Спасибо Виджитатме прабху и Акинчана-Витте прабху за обстоятельные ответы. Полностью согласен с ответами на вопросы 2 и 3, а первоначально принял ваше объяснение относительного и первого вопроса (о переводе титула Шрилы Прабхупады на русский язык). Затем попытался самостоятельно изучить этот вопрос и на данный момент пришел к выводу, что founder-acarya можно рассматривать как: 1) сложное существительное а) с сочинительным характером связи, б) с подчинительным характером связи и 2) словосочетание (с сочинительной связью). В английском языке, как я понял, есть целая грамматическая проблема: существительное + существительное - это сложное слово или словосочетание (так называемая "The stone wall problem")? У каждого из этих трех вариантов есть свой корректный вариант перевода (1) а) ачарья-основатель, 1) б) основатель-ачарья, 2) основатель и ачарья). Исходя из комплекса критериев, founder-acarya - это словосочетание (что наиболее очевидно доказывается тем, что Шрила Прабхупада неоднократно упоминал свой титул отдельно как "acarya", отдельно как "founder", а также как "founder and acarya", показывая тем самым, что это простое сочетание двух слов, не создающее некой цельнооформленности, некоего нового смысла, характерного для сложного слова (примеры сложных слов с сочинительной связью: северо-запад, железобетон, кошки-мышки). Если же трактовать founder-acarya как сложное слово с подчинительной связью (тот из множества ачарьев, который одновременно является основателем), то в моем понимании тут есть следующая проблема: в ИСККОН никого кроме Шрилы Прабхупады в наше время не принято называть ачарьей и даже есть соответствующий закон в ISKCON Law Book о том, что не следует никого из духовных учителей ИСККОН называть ачарьей или нынешним ачарьей ИСККОН и т. п.
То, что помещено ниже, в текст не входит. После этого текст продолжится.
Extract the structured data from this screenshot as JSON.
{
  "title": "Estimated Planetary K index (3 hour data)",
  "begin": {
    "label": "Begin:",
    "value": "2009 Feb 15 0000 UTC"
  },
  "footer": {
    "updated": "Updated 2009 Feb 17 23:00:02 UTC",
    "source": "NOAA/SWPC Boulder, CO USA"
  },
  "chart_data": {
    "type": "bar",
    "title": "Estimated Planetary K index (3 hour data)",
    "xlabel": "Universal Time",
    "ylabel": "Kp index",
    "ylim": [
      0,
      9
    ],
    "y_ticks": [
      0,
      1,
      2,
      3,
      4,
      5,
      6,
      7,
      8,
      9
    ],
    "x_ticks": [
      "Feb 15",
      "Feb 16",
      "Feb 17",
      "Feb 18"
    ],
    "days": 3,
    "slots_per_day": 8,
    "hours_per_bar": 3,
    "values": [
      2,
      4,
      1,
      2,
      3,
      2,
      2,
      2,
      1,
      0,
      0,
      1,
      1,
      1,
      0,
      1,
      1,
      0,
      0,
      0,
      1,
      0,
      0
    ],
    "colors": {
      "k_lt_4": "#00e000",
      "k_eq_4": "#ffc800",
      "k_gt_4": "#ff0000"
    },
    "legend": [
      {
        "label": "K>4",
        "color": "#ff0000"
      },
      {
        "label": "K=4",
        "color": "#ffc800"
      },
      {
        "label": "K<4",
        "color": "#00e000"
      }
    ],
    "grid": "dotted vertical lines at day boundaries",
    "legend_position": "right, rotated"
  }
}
В таком случае, если этого множества ачарьев ИСККОН не предусмотрено, получается, что Шрила Прабхупада единственный ачарья и в трактовке founder-acarya как тот из ачарьев ИСККОН, который является основателем, не вижу смысла. Кроме того, не могу согласиться с утверждением: 




> Иначе говоря, если мы пишем "основатель-ачарья", то таким образом уточняем слово "основатель" посредством слова "ачарья", однако это не имеет смысла, потому что нет никакого другого основателя ИСККОН (основателя, который не является ачарьей).


По крайней мере, с юридической точки зрения первые ученики Шрилы Прабхупады вместе с ним основывали и подписывали уставы/учредительные договоры, основополагающие документы, связанные с ИСККОН, ББТ, Джи-би-си, фондом "Майяпур-Вриндаван" и т. д. Поэтому их вполне можно называть основателями-учениками, а Шрилу Прабхупаду - основателем-учителем (основателем-ачарьей). Правда, поскольку в оригинале всё же звучит founder-acarya, а не acarya-founder, то этот вариант перевода отпадает, хотя по смыслу, как минимум, не менее обоснован, чем ачарья-основатель. 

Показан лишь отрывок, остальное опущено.